DEAR MISS MANNERS: My partner, my sister and my best friend all seem to think it’s OK to interrupt me when I’m saying something. I was taught that it is extremely rude to interrupt and try very hard (mostly successfully) never to interrupt another person who is talking. They all know that it bothers me, but they still do it. I feel very disrespected, put down and offended when this happens, feeling that they don’t think anything I have to say is important or worth hearing.
I am rapidly losing my patience, and am afraid at some point I’m going to explode and tell all of them never to speak to me again until they can learn to let me finish a sentence. What can I politely say or do to get it across to them that this is NOT OK with me?
GENTLE READER: One fortunate side effect of physical distancing, Miss Manners hears, is that the technical limitations of web conferencing have forced people to be more conscious of interruption -- since two or more cannot easily be heard over one another. Miss Manners is hopeful that this mindfulness will carry over, but will not hold her breath.
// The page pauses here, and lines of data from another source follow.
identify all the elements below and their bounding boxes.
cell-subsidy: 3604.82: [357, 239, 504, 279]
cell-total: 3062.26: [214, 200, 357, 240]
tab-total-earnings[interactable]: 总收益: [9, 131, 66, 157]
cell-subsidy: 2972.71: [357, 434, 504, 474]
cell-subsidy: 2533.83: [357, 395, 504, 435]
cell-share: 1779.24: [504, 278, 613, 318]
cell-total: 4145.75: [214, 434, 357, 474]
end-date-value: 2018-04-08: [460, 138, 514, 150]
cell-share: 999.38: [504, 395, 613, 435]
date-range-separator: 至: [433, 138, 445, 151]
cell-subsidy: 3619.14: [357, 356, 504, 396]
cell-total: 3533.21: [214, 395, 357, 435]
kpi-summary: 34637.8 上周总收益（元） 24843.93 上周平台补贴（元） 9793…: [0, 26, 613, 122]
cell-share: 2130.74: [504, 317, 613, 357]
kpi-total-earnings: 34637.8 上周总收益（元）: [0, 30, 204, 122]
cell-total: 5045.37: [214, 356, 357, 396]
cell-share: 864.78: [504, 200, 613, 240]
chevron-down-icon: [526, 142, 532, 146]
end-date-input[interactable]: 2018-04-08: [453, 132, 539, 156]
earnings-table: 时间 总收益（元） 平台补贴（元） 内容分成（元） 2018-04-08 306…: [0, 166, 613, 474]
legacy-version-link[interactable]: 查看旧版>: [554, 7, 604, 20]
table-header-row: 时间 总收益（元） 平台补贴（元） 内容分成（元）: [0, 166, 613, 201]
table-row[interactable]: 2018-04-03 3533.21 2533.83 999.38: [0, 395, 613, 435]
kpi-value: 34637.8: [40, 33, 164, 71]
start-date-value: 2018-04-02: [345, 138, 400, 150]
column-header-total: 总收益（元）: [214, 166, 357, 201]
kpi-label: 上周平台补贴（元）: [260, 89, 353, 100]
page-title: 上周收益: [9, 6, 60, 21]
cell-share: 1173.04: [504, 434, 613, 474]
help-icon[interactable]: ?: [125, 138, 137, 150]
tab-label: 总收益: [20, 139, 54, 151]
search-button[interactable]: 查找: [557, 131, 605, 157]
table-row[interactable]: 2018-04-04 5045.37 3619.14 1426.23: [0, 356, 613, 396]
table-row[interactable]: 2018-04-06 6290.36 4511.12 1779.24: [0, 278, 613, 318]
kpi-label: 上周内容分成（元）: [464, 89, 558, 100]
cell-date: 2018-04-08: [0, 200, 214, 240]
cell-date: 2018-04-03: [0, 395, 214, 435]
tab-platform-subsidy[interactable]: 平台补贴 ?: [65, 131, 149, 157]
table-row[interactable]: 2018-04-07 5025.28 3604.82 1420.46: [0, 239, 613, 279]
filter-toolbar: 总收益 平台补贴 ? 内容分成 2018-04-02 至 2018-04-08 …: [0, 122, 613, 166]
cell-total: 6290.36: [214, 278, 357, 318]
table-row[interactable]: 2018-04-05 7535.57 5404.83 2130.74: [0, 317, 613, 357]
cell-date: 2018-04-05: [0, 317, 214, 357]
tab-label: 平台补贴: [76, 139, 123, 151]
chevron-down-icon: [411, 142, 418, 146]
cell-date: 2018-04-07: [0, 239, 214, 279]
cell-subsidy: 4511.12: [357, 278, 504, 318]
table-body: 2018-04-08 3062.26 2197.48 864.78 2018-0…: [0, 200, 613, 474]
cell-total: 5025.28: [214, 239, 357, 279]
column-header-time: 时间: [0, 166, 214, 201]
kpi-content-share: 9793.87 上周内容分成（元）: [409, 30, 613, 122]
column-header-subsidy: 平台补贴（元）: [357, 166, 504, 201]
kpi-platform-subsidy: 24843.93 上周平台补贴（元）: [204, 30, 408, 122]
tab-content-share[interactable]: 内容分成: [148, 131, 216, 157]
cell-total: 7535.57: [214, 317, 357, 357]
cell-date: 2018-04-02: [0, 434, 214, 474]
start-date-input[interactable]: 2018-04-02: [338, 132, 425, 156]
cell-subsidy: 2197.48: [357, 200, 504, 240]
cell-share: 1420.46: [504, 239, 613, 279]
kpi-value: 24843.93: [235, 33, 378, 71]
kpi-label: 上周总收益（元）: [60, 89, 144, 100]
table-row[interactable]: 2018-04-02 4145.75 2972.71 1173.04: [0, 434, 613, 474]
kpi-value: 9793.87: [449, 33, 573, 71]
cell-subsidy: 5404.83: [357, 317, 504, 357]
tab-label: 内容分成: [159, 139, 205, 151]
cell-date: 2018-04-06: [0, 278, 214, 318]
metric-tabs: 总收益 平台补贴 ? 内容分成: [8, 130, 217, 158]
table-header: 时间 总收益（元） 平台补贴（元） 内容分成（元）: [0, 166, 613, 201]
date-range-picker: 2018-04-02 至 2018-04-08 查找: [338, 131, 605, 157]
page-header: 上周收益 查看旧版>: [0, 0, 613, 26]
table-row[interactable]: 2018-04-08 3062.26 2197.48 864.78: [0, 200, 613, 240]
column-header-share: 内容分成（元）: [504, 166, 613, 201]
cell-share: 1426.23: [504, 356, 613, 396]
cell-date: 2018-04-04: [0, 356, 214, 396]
She suggests that you invoke this rule and practice with your circle: “I am finding it very difficult to hear or talk with all of us going at once. Perhaps we can take turns and make sure that each of us is finished speaking before the next one starts.” If this fails, Miss Manners suggests that, rather than exploding, you stop talking -- turn off your audio, as it were -- and see how long it takes for them to notice.